Dr. Burrows mompelde geluidloos ‘poehpoeh!’ maar holde met Will mee om Drake in te halen, die hen via een ijzeren hek naar een smal steegje leidde.

‘Martineau Square. Dat is toch waar we heen gaan, hè?’ vroeg dr. Burrows, toen hij in de gaten kreeg dat het steegje achter een rij achttiende-eeuwse rijtjeshuizen liep.

‘Jazeker, maar niet via de voorkant,’ antwoordde Drake.

Het steegje werd aan beide kanten begrensd door hoge muren van rode baksteen en was geplaveid met versleten kinderhoofdjes waartussen gras en onkruid welig tierden. Bergen oude vuilnisbakken en stapels lege kartonnen dozen belemmerden hun tocht, helemaal toen dr. Burrows uitgleed op een natte pizzadoos en viel. ‘Schiet eens op,’ drong Drake aan, omdat dr. Burrows wel heel langzaam opstond.

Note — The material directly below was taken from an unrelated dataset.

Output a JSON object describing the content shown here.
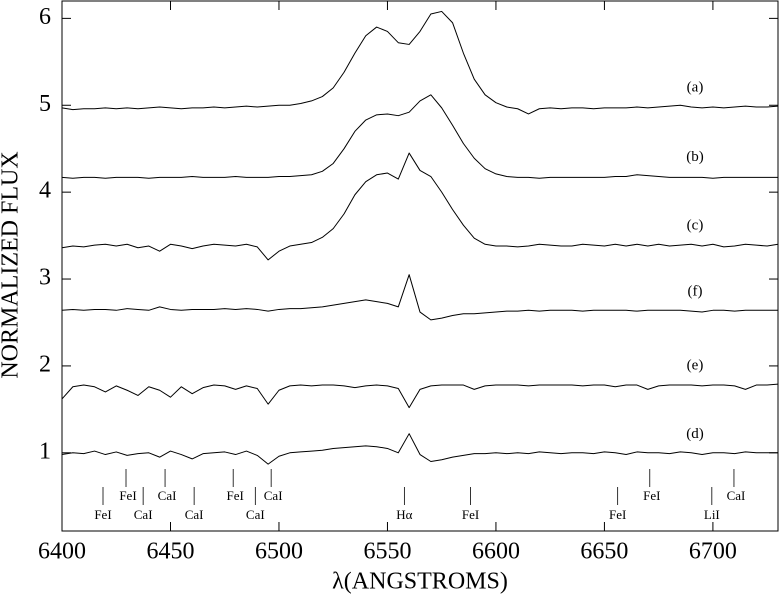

Bij een houten deur die was bedekt met een laag afbladderende zwarte verf en aan de onderkant helemaal was weggerot bleef Drake staan. Ze glipten erdoorheen en belandden in een kleine, helemaal met beton overgoten achtertuin waar zo te zien in een hoek nog altijd een originele latrine stond. Drake opende met een sleutel de achterdeur en liet hen binnen; ze liepen meteen door naar de hal, die een deprimerende donkerbruine kleur had. Te oordelen naar de staat ervan gokte Will dat hij al in tientallen jaren niet was opgeknapt.

Ze beklommen een paar trappen met gietijzeren leuningen waarvan de treden bij elke stap kraakten en helemaal bovenaan nam Drake hen mee door een deur die zo laag was dat ze zich moesten bukken om eronderdoor te kunnen. Ze stonden nu in een groezelige kamer en het enige licht dat naar binnen scheen, was afkomstig van een klein, met spinrag bedekt raam. Will begreep dat ze zich op de zolder van een van de rijtjeshuizen aan Martineau Square bevonden.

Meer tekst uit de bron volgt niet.